8. Den Verbrennungsmotor weiterentwickeln
Zwar ist durch die CO2-Vorgaben die Elektromobilität auf dem Vormarsch, die technologischen Potenziale auf Otto- oder Dieselbasis sind jedoch noch lange nicht ausgeschöpft.

9. Die Potenziale der Wasserstofftechnologie für Energiewende und Industrie nutzen
Wasserstoff in Verbindung mit der Brennstoffzelle ist aus Sicht der IG BCE ein unverzichtbarer Baustein für eine nachhaltige Mobilität. Nicht nur im Straßenverkehr, sondern auch auf der Schiene.
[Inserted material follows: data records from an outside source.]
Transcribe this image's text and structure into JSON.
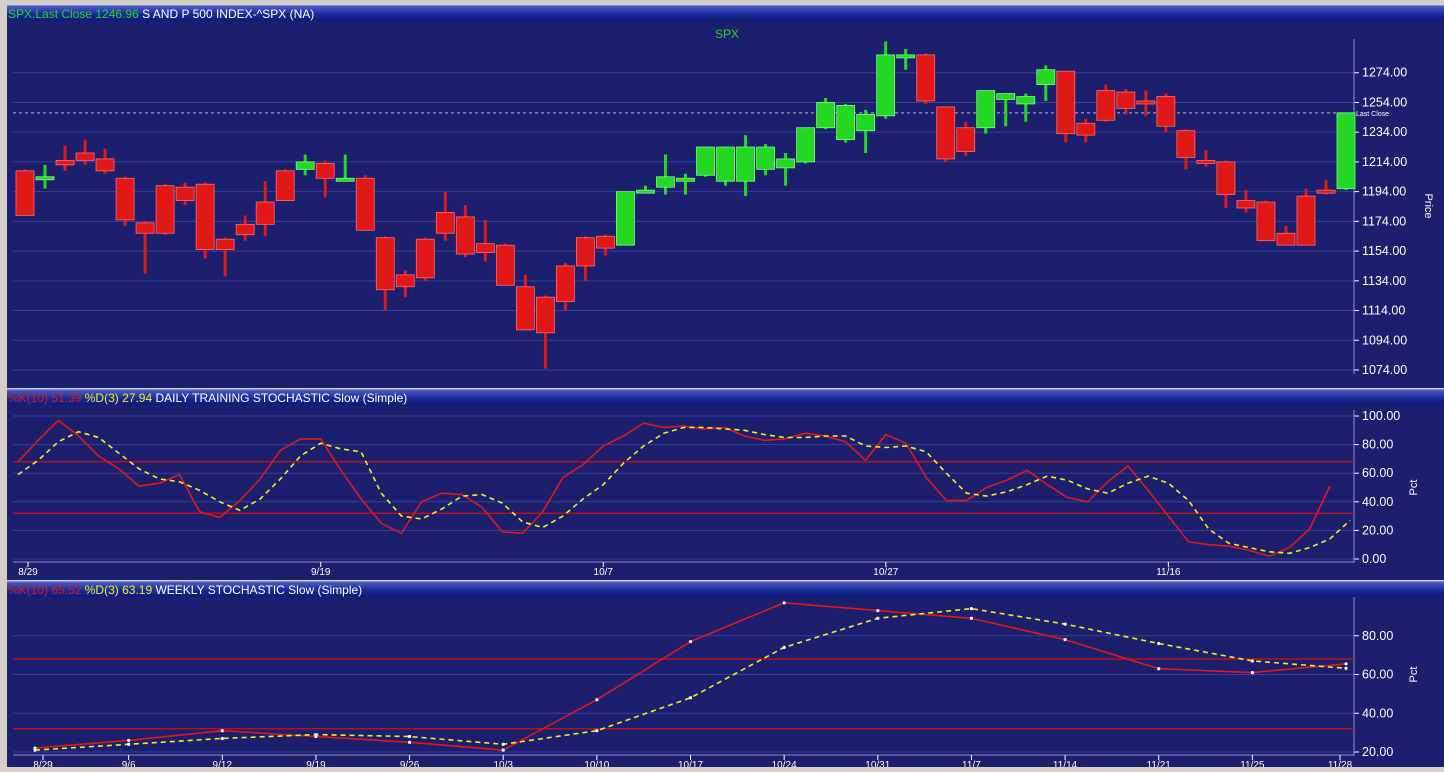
{
  "price_pane": {
    "header": {
      "symbol_label": "SPX.Last Close",
      "last_close": "1246.96",
      "title": "S AND P 500 INDEX-^SPX (NA)"
    },
    "panel_label": "SPX",
    "y_axis_title": "Price",
    "last_close_marker": "Last Close"
  },
  "daily_pane": {
    "header": {
      "k_label": "%K(10)",
      "k_value": "51.39",
      "d_label": "%D(3)",
      "d_value": "27.94",
      "title": "DAILY TRAINING STOCHASTIC Slow (Simple)"
    },
    "y_axis_title": "Pct"
  },
  "weekly_pane": {
    "header": {
      "k_label": "%K(10)",
      "k_value": "65.52",
      "d_label": "%D(3)",
      "d_value": "63.19",
      "title": "WEEKLY STOCHASTIC Slow (Simple)"
    },
    "y_axis_title": "Pct"
  },
  "colors": {
    "background": "#1b1f6e",
    "grid": "#3a3f96",
    "up_candle": "#22d822",
    "down_candle": "#e01818",
    "k_line": "#e01818",
    "d_line": "#f0f020",
    "band_line": "#cc1010",
    "axis_text": "#ffffff"
  },
  "chart_data": [
    {
      "type": "candlestick",
      "title": "SPX",
      "ylabel": "Price",
      "ylim": [
        1074,
        1294
      ],
      "yticks": [
        1074,
        1094,
        1114,
        1134,
        1154,
        1174,
        1194,
        1214,
        1234,
        1254,
        1274
      ],
      "reference_line": {
        "label": "Last Close",
        "value": 1246.96
      },
      "candles": [
        {
          "open": 1208,
          "high": 1209,
          "low": 1178,
          "close": 1178
        },
        {
          "open": 1204,
          "high": 1212,
          "low": 1196,
          "close": 1204
        },
        {
          "open": 1215,
          "high": 1225,
          "low": 1208,
          "close": 1212
        },
        {
          "open": 1220,
          "high": 1229,
          "low": 1212,
          "close": 1215
        },
        {
          "open": 1216,
          "high": 1223,
          "low": 1206,
          "close": 1208
        },
        {
          "open": 1203,
          "high": 1204,
          "low": 1171,
          "close": 1175
        },
        {
          "open": 1173,
          "high": 1174,
          "low": 1139,
          "close": 1166
        },
        {
          "open": 1198,
          "high": 1199,
          "low": 1165,
          "close": 1166
        },
        {
          "open": 1197,
          "high": 1200,
          "low": 1185,
          "close": 1188
        },
        {
          "open": 1199,
          "high": 1200,
          "low": 1149,
          "close": 1155
        },
        {
          "open": 1162,
          "high": 1163,
          "low": 1137,
          "close": 1155
        },
        {
          "open": 1172,
          "high": 1178,
          "low": 1161,
          "close": 1165
        },
        {
          "open": 1187,
          "high": 1201,
          "low": 1164,
          "close": 1172
        },
        {
          "open": 1208,
          "high": 1209,
          "low": 1188,
          "close": 1188
        },
        {
          "open": 1209,
          "high": 1219,
          "low": 1205,
          "close": 1214
        },
        {
          "open": 1213,
          "high": 1215,
          "low": 1190,
          "close": 1203
        },
        {
          "open": 1203,
          "high": 1219,
          "low": 1202,
          "close": 1203
        },
        {
          "open": 1203,
          "high": 1205,
          "low": 1168,
          "close": 1168
        },
        {
          "open": 1163,
          "high": 1164,
          "low": 1114,
          "close": 1128
        },
        {
          "open": 1138,
          "high": 1141,
          "low": 1123,
          "close": 1130
        },
        {
          "open": 1162,
          "high": 1163,
          "low": 1134,
          "close": 1136
        },
        {
          "open": 1180,
          "high": 1194,
          "low": 1161,
          "close": 1166
        },
        {
          "open": 1177,
          "high": 1185,
          "low": 1150,
          "close": 1152
        },
        {
          "open": 1159,
          "high": 1175,
          "low": 1147,
          "close": 1153
        },
        {
          "open": 1158,
          "high": 1159,
          "low": 1131,
          "close": 1131
        },
        {
          "open": 1130,
          "high": 1138,
          "low": 1101,
          "close": 1101
        },
        {
          "open": 1123,
          "high": 1124,
          "low": 1075,
          "close": 1099
        },
        {
          "open": 1144,
          "high": 1146,
          "low": 1114,
          "close": 1120
        },
        {
          "open": 1163,
          "high": 1164,
          "low": 1134,
          "close": 1144
        },
        {
          "open": 1164,
          "high": 1165,
          "low": 1151,
          "close": 1156
        },
        {
          "open": 1158,
          "high": 1194,
          "low": 1158,
          "close": 1194
        },
        {
          "open": 1194,
          "high": 1198,
          "low": 1193,
          "close": 1195
        },
        {
          "open": 1197,
          "high": 1219,
          "low": 1192,
          "close": 1204
        },
        {
          "open": 1203,
          "high": 1206,
          "low": 1192,
          "close": 1203
        },
        {
          "open": 1205,
          "high": 1224,
          "low": 1204,
          "close": 1224
        },
        {
          "open": 1201,
          "high": 1224,
          "low": 1198,
          "close": 1224
        },
        {
          "open": 1201,
          "high": 1232,
          "low": 1191,
          "close": 1224
        },
        {
          "open": 1209,
          "high": 1226,
          "low": 1205,
          "close": 1224
        },
        {
          "open": 1210,
          "high": 1220,
          "low": 1198,
          "close": 1216
        },
        {
          "open": 1214,
          "high": 1237,
          "low": 1213,
          "close": 1237
        },
        {
          "open": 1237,
          "high": 1257,
          "low": 1236,
          "close": 1254
        },
        {
          "open": 1229,
          "high": 1253,
          "low": 1227,
          "close": 1252
        },
        {
          "open": 1235,
          "high": 1249,
          "low": 1220,
          "close": 1246
        },
        {
          "open": 1245,
          "high": 1295,
          "low": 1243,
          "close": 1286
        },
        {
          "open": 1285,
          "high": 1290,
          "low": 1276,
          "close": 1286
        },
        {
          "open": 1286,
          "high": 1287,
          "low": 1253,
          "close": 1255
        },
        {
          "open": 1251,
          "high": 1251,
          "low": 1214,
          "close": 1216
        },
        {
          "open": 1237,
          "high": 1241,
          "low": 1218,
          "close": 1221
        },
        {
          "open": 1237,
          "high": 1262,
          "low": 1233,
          "close": 1262
        },
        {
          "open": 1256,
          "high": 1260,
          "low": 1238,
          "close": 1260
        },
        {
          "open": 1253,
          "high": 1260,
          "low": 1241,
          "close": 1258
        },
        {
          "open": 1266,
          "high": 1279,
          "low": 1255,
          "close": 1276
        },
        {
          "open": 1275,
          "high": 1275,
          "low": 1227,
          "close": 1233
        },
        {
          "open": 1240,
          "high": 1243,
          "low": 1227,
          "close": 1232
        },
        {
          "open": 1262,
          "high": 1266,
          "low": 1241,
          "close": 1242
        },
        {
          "open": 1261,
          "high": 1263,
          "low": 1246,
          "close": 1250
        },
        {
          "open": 1255,
          "high": 1262,
          "low": 1245,
          "close": 1253
        },
        {
          "open": 1258,
          "high": 1260,
          "low": 1234,
          "close": 1238
        },
        {
          "open": 1235,
          "high": 1236,
          "low": 1209,
          "close": 1217
        },
        {
          "open": 1215,
          "high": 1222,
          "low": 1211,
          "close": 1213
        },
        {
          "open": 1214,
          "high": 1215,
          "low": 1183,
          "close": 1192
        },
        {
          "open": 1188,
          "high": 1195,
          "low": 1180,
          "close": 1183
        },
        {
          "open": 1187,
          "high": 1188,
          "low": 1161,
          "close": 1161
        },
        {
          "open": 1166,
          "high": 1171,
          "low": 1158,
          "close": 1158
        },
        {
          "open": 1191,
          "high": 1196,
          "low": 1158,
          "close": 1158
        },
        {
          "open": 1195,
          "high": 1202,
          "low": 1192,
          "close": 1194
        },
        {
          "open": 1196,
          "high": 1247,
          "low": 1195,
          "close": 1247
        }
      ]
    },
    {
      "type": "line",
      "title": "DAILY TRAINING STOCHASTIC Slow (Simple)",
      "ylabel": "Pct",
      "ylim": [
        0,
        100
      ],
      "yticks": [
        0,
        20,
        40,
        60,
        80,
        100
      ],
      "bands": [
        32,
        68
      ],
      "x_tick_labels": [
        {
          "label": "8/29",
          "index": 0
        },
        {
          "label": "9/19",
          "index": 15
        },
        {
          "label": "10/7",
          "index": 29
        },
        {
          "label": "10/27",
          "index": 43
        },
        {
          "label": "11/16",
          "index": 57
        }
      ],
      "series": [
        {
          "name": "%K(10)",
          "style": "solid",
          "color": "#e01818",
          "values": [
            68,
            83,
            97,
            86,
            72,
            63,
            51,
            53,
            59,
            33,
            29,
            41,
            56,
            76,
            84,
            84,
            62,
            42,
            25,
            18,
            40,
            46,
            45,
            36,
            19,
            18,
            33,
            57,
            66,
            79,
            86,
            95,
            92,
            93,
            91,
            92,
            86,
            83,
            84,
            88,
            86,
            82,
            69,
            87,
            81,
            57,
            41,
            41,
            50,
            55,
            62,
            52,
            43,
            40,
            54,
            65,
            48,
            30,
            12,
            10,
            9,
            6,
            2,
            8,
            21,
            51
          ]
        },
        {
          "name": "%D(3)",
          "style": "dashed",
          "color": "#f0f020",
          "values": [
            59,
            69,
            82,
            89,
            85,
            74,
            63,
            56,
            54,
            48,
            40,
            34,
            42,
            56,
            72,
            81,
            77,
            75,
            46,
            30,
            28,
            35,
            44,
            45,
            39,
            26,
            22,
            30,
            42,
            52,
            67,
            79,
            88,
            92,
            92,
            91,
            90,
            87,
            85,
            85,
            86,
            86,
            79,
            78,
            79,
            75,
            60,
            46,
            44,
            47,
            52,
            58,
            55,
            49,
            46,
            53,
            58,
            53,
            41,
            21,
            11,
            8,
            5,
            4,
            8,
            14,
            27
          ]
        }
      ]
    },
    {
      "type": "line",
      "title": "WEEKLY STOCHASTIC Slow (Simple)",
      "ylabel": "Pct",
      "ylim": [
        20,
        100
      ],
      "yticks": [
        20,
        40,
        60,
        80
      ],
      "bands": [
        32,
        68
      ],
      "categories": [
        "8/29",
        "9/6",
        "9/12",
        "9/19",
        "9/26",
        "10/3",
        "10/10",
        "10/17",
        "10/24",
        "10/31",
        "11/7",
        "11/14",
        "11/21",
        "11/25",
        "11/28"
      ],
      "series": [
        {
          "name": "%K(10)",
          "style": "solid",
          "color": "#e01818",
          "values": [
            22,
            26,
            31,
            28,
            25,
            21,
            47,
            77,
            97,
            93,
            89,
            78,
            63,
            61,
            65.52
          ]
        },
        {
          "name": "%D(3)",
          "style": "dashed",
          "color": "#f0f020",
          "values": [
            21,
            24,
            27,
            29,
            28,
            24,
            31,
            48,
            74,
            89,
            94,
            86,
            76,
            67,
            63.19
          ]
        }
      ]
    }
  ]
}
Mit regenerativem Strom über Elektrolyseverfahren
erzeugter Wasserstoff hat aber auch große Potenziale in der Industrie.

10. Auch zukünftig Mobilität für alle sicherstellen
Ein umweltfreundliches und leistungsfähiges Verkehrssystem erfordert hohe Investitionen und neue Lenkungsinstrumente. Weder die Finanzierung der Investitionen noch aktuell diskutierte Lenkungsinstrumente dürfen dazu führen, dass Mobilität eingeschränkt
oder gar unbezahlbar wird. Mobilität darf nicht wieder ein Privileg der Reichen werden.